GIT is the most common extranodal site involved in lymphoma. Histopathologically, almost 90% of PGILs are of B-cell lineage. PGILs represent a heterogeneous group of malignant neoplasms which are different entities in terms of cancerogenesis, cell lineage, pathological characteristics, immunoprofile, biological behavior, response to modern treatment approaches and prognosis. In most cases, pathogenesis of primary PGIL is associated with infectious agents such as H. pylori, C. jejuni, EBV, HIV, HBV and HTLV-1. Immunodepressive (congenital and acquired) and autoimmune conditions are the second most significant disorders associated with PGIL. Regardless of the etiologic factors in the pathogenesis of PGIL play a great role in chromosomal translocation that lead to overexpression or down-expression of some genes that promote uncontrolled lymphoid cell proliferation.

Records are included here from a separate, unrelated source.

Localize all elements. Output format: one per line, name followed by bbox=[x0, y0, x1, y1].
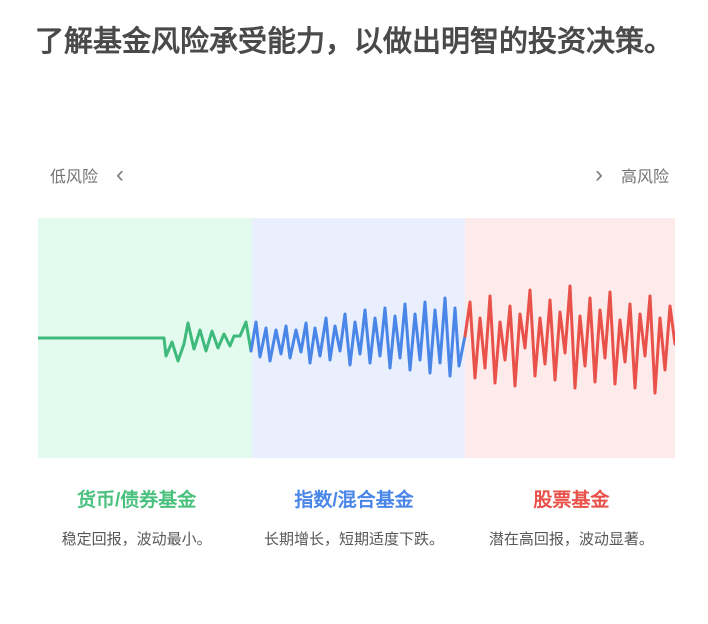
category-description: 稳定回报，波动最小。 bbox=[40, 528, 233, 552]
risk-axis: 低风险 ‹ › 高风险 bbox=[38, 158, 675, 198]
category-description: 长期增长，短期适度下跌。 bbox=[257, 528, 450, 552]
category-column-index-hybrid: 指数/混合基金 长期增长，短期适度下跌。 bbox=[245, 488, 462, 608]
category-description: 潜在高回报，波动显著。 bbox=[475, 528, 668, 552]
category-title: 货币/债券基金 bbox=[40, 488, 233, 514]
medium-risk-line bbox=[251, 298, 465, 376]
chevron-right-icon[interactable]: › bbox=[595, 163, 603, 187]
high-risk-group: › 高风险 bbox=[595, 158, 669, 192]
category-column-equity: 股票基金 潜在高回报，波动显著。 bbox=[463, 488, 680, 608]
category-columns: 货币/债券基金 稳定回报，波动最小。 指数/混合基金 长期增长，短期适度下跌。 … bbox=[28, 488, 680, 608]
chevron-left-icon[interactable]: ‹ bbox=[116, 163, 124, 187]
volatility-chart bbox=[38, 218, 675, 458]
high-risk-line bbox=[465, 286, 675, 393]
risk-infographic-page: 了解基金风险承受能力，以做出明智的投资决策。 低风险 ‹ › 高风险 货币/债券… bbox=[0, 0, 708, 624]
low-risk-label: 低风险 bbox=[50, 163, 98, 187]
category-column-money-bond: 货币/债券基金 稳定回报，波动最小。 bbox=[28, 488, 245, 608]
high-risk-label: 高风险 bbox=[621, 163, 669, 187]
page-title: 了解基金风险承受能力，以做出明智的投资决策。 bbox=[28, 22, 680, 62]
category-title: 指数/混合基金 bbox=[257, 488, 450, 514]
low-risk-line bbox=[38, 322, 251, 361]
low-risk-group: 低风险 ‹ bbox=[50, 158, 124, 192]
category-title: 股票基金 bbox=[475, 488, 668, 514]
volatility-line-svg bbox=[38, 218, 675, 458]
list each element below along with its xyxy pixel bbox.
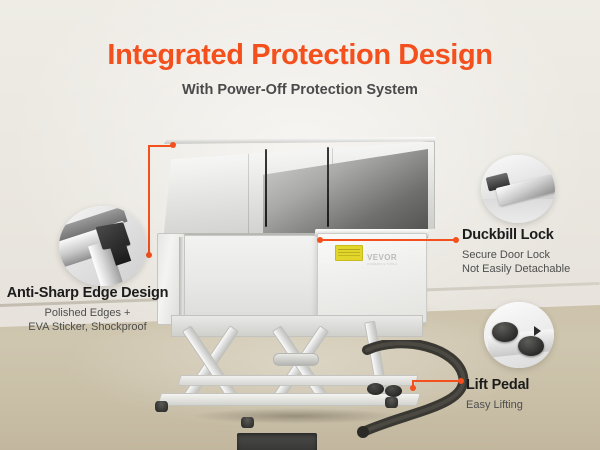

Some specific gene rearrangements take place in the pathogenesis of different subtypes of PGIL. After the introduction of GEP some lymphoma subtypes, such as DLBCL and BL were further subdivided into distinct entities, hence some new provisional entities were added in the 2008 WHO classification and revised 2016 WHO classifications. Pathologically and immunohistochemically distinct subtypes of PGIL represent different entities that have characteristic hallmarks and molecular signatures. The distinction is also observed in the predominance of involved sites for different subtypes of lymphoma. The clinical course can range from indolence to very aggressive behavior depending on the lymphoma subtypes and concomitant gene rearrangements. In most cases, diagnosis of PGIL can be made endoscopically, however, few cases of intestinal lymphoma are being detected during surgery performed for its complications. Treatment of PGIL is largely ChTh based and anthracycline-containing ChTh and rituximab is the mainstay treatment modality. Despite this, some PGIL subtypes (especially MCL) remain to be resistant to modern therapeutic approaches and associated with poor survival rates.

Conflict of interest

The authors declare no conflict of interest.